Ilustrada pela artista Christina Casnellie, com quem já tinha feito dupla em dois livros (Avó, Onde é que Estavas no 25 de Abril? e Onde Moram os Teus Macaquinhos?), a obra pinta-se de cor-de-rosa numas páginas e de branco noutras, dependendo de quem escreve – a Ana adolescente ou a Ana adulta. E apesar de não respeitarem a linha cronólogica real, os acontecimentos, neste caso momentos-chave da adolescência da autora, são ordenados numa sequência linear. O divórcio dos pais, o baile de finalistas, o primeiro beijo, as zangas com a mãe, as inseguranças e os medos que dão origem a reflexões actuais.
“Este livro claro que se baseia nos meus diários e os meus diários são de uma rapariga que cresceu nos anos 90, mas ao colocá-la em diálogo com o presente, acaba por falar dessas questões fundamentais. Tipo o que é que aconteceu depois? Como é que correu a tua vida? Como é que aquilo que tu foste se reflecte naquilo que tu és hoje? É quase uma forma de não só ir ao passado dizer à jovem Ana que está tudo bem, mas também dizer aos miúdos de hoje que vai ficar tudo bem.” Por isso, numa vontade de promover um maior diálogo entre pais e filhos, é um livro que não é só direccionado aos jovens de hoje, é também virado para os adultos. “É encontrar um equilíbrio de confiança e intimidade no sentido de estares à vontade para abrir o teu coração sobre os erros que cometeste. Acho que é muito fixe comunicar isso a um filho, porque assim ele percebe que és falível, que já te sentiste mal, que também te sentiste incompreendida”, acredita Ana Markl, que espera que o filho de cinco anos venha, um dia, a pegar neste livro e a dar “valor às suas crises de adolescência”.
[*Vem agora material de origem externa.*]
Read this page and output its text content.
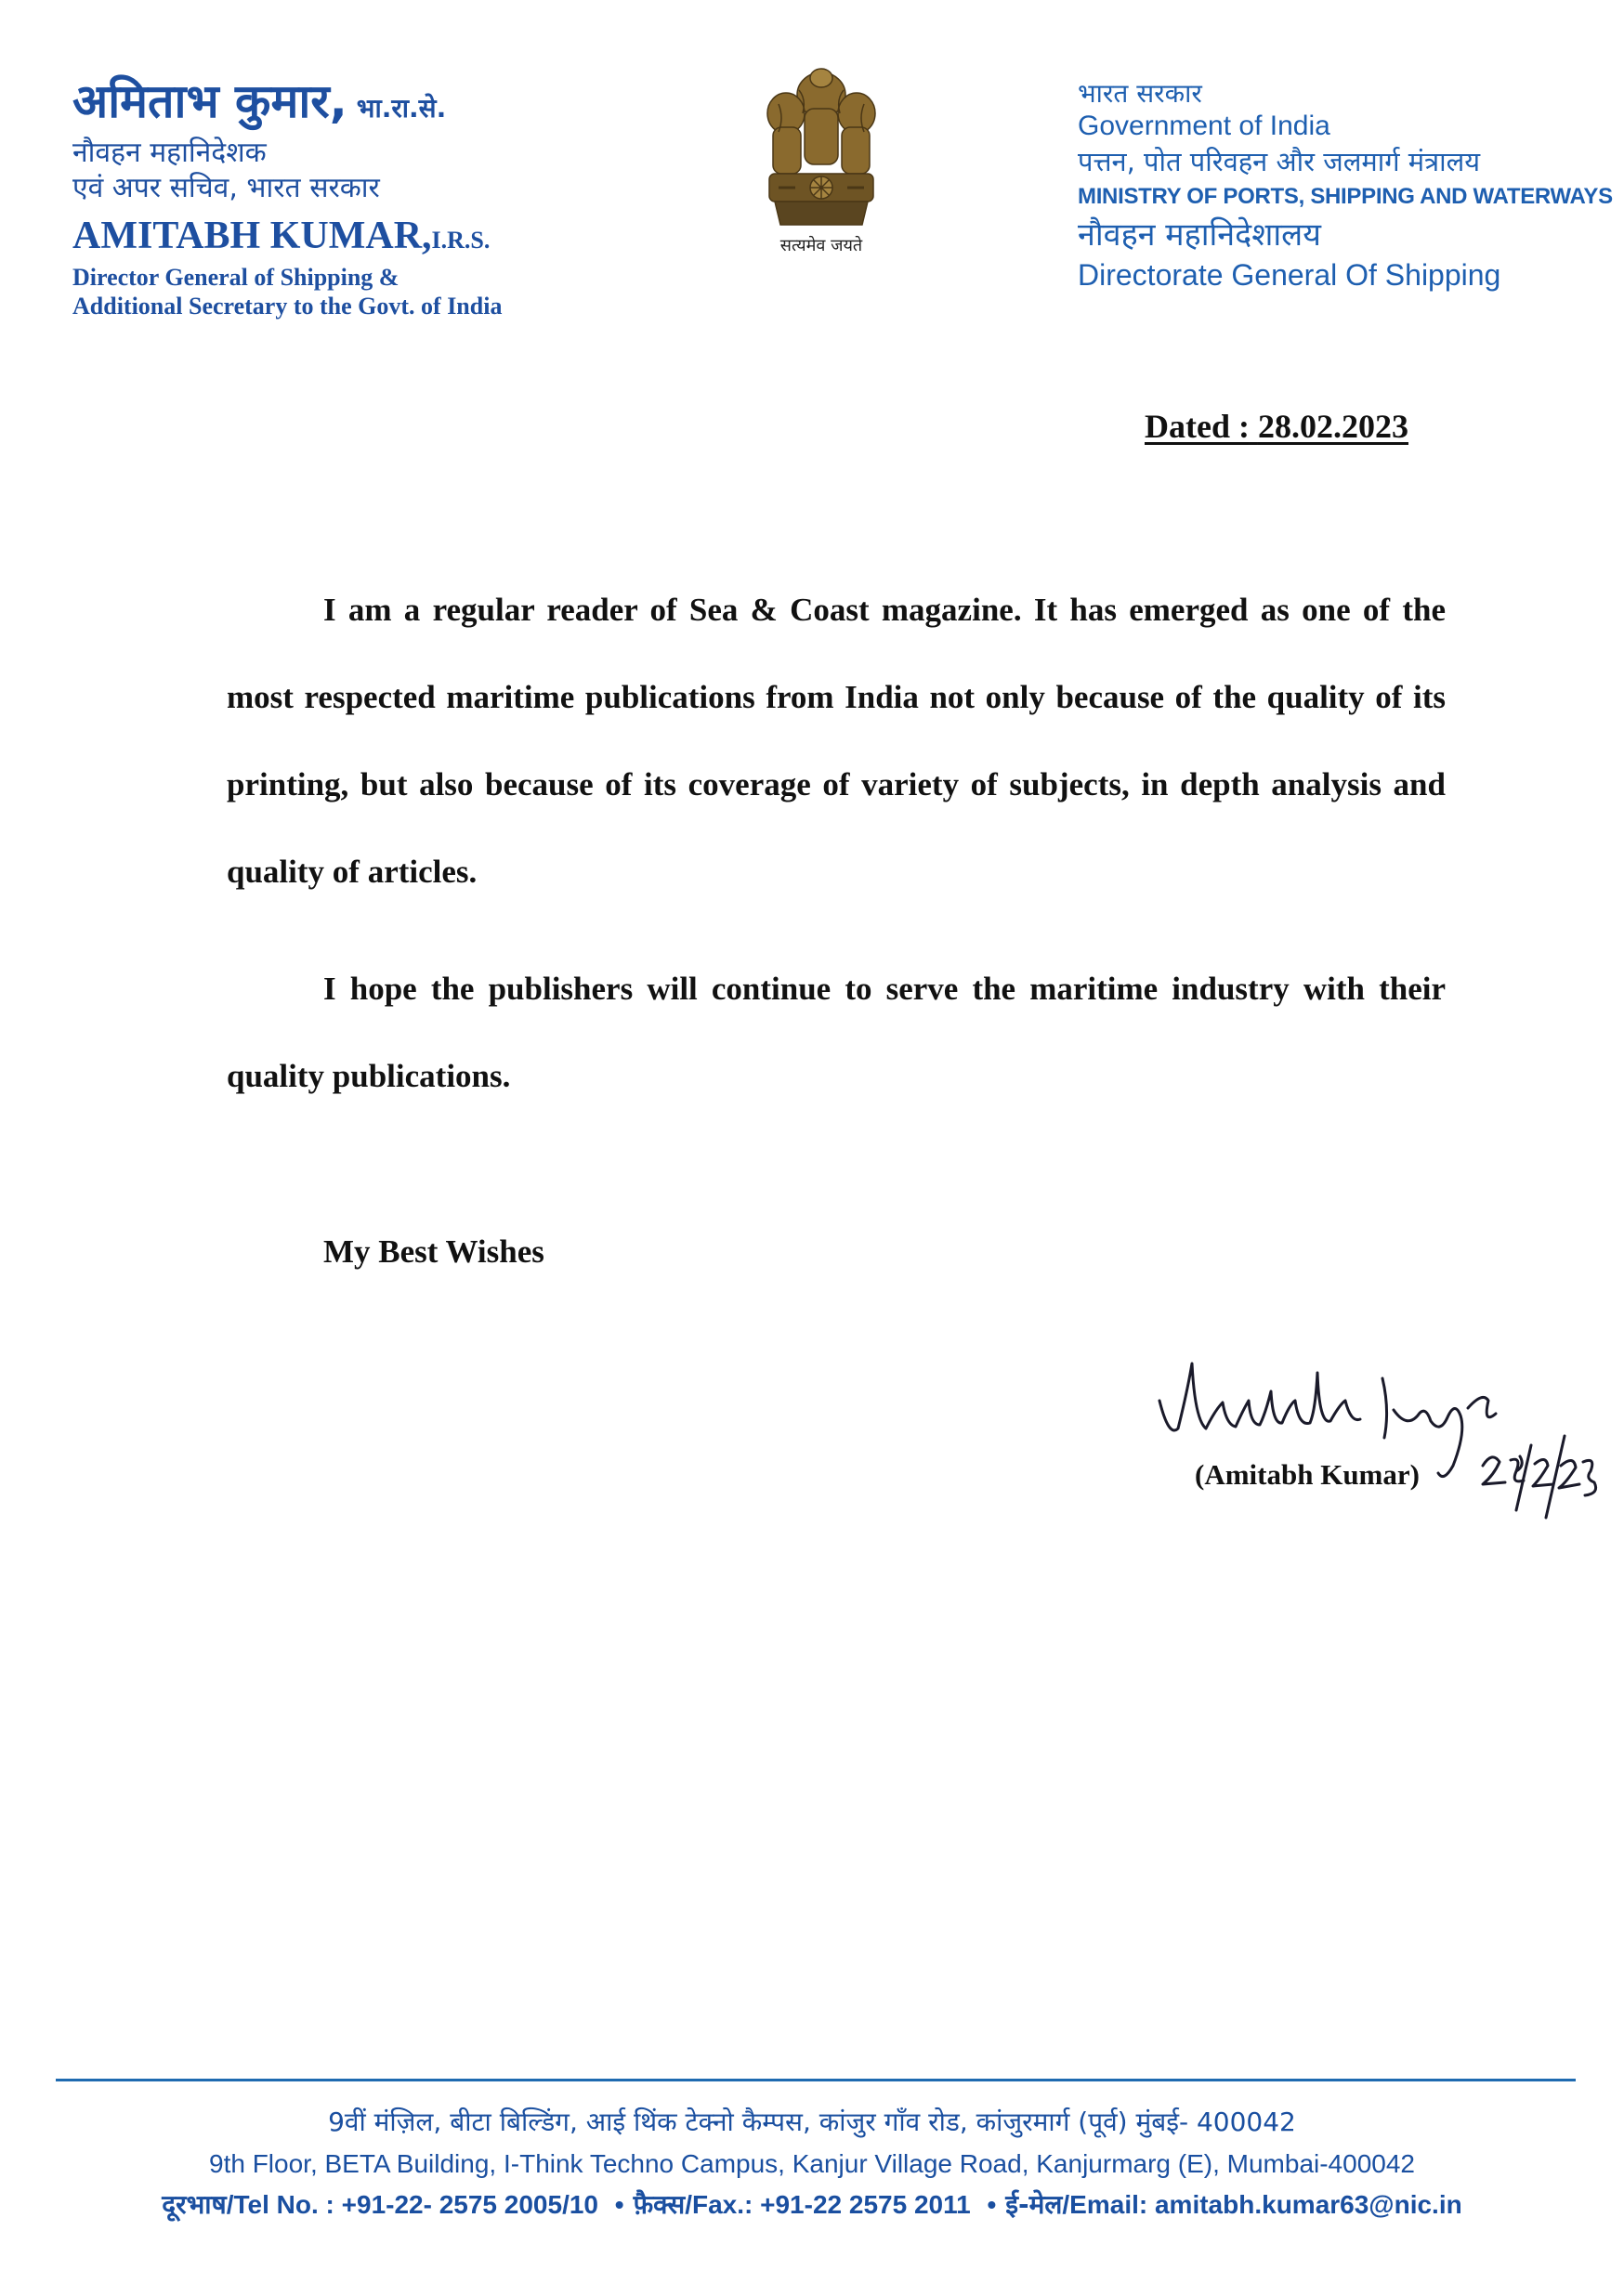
अमिताभ कुमार, भा.रा.से.
नौवहन महानिदेशक
एवं अपर सचिव, भारत सरकार
AMITABH KUMAR,I.R.S.
Director General of Shipping &
Additional Secretary to the Govt. of India
सत्यमेव जयते
भारत सरकार
Government of India
पत्तन, पोत परिवहन और जलमार्ग मंत्रालय
MINISTRY OF PORTS, SHIPPING AND WATERWAYS
नौवहन महानिदेशालय
Directorate General Of Shipping
Dated : 28.02.2023

I am a regular reader of Sea & Coast magazine. It has emerged as one of the most respected maritime publications from India not only because of the quality of its printing, but also because of its coverage of variety of subjects, in depth analysis and quality of articles.

I hope the publishers will continue to serve the maritime industry with their quality publications.

My Best Wishes
(Amitabh Kumar)
9वीं मंज़िल, बीटा बिल्डिंग, आई थिंक टेक्नो कैम्पस, कांजुर गाँव रोड, कांजुरमार्ग (पूर्व) मुंबई- 400042
9th Floor, BETA Building, I-Think Techno Campus, Kanjur Village Road, Kanjurmarg (E), Mumbai-400042
दूरभाष/Tel No. : +91-22- 2575 2005/10 • फ़ैक्स/Fax.: +91-22 2575 2011 • ई-मेल/Email: amitabh.kumar63@nic.in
Mas Ana Markl também sabe que a adolescência que se vive hoje, ou aquela que viverá o filho, não é a mesma que ela viveu antes da viragem do milénio. Os tempos são outros e com eles os estímulos, as ansiedades, as formas de expressão. Há, porém, aquilo que passa de geração em geração, como o sentimento de não pertença, e que por vezes nos faz parecer que tudo vai correr mal. Só que não é bem assim. “Se ao fim do dia, o meu filho estiver bem consigo, com as suas escolhas, tudo se vai encarreirar e, na idade adulta, vai dar o devido valor às suas características, às suas idiosincrasias”, remata.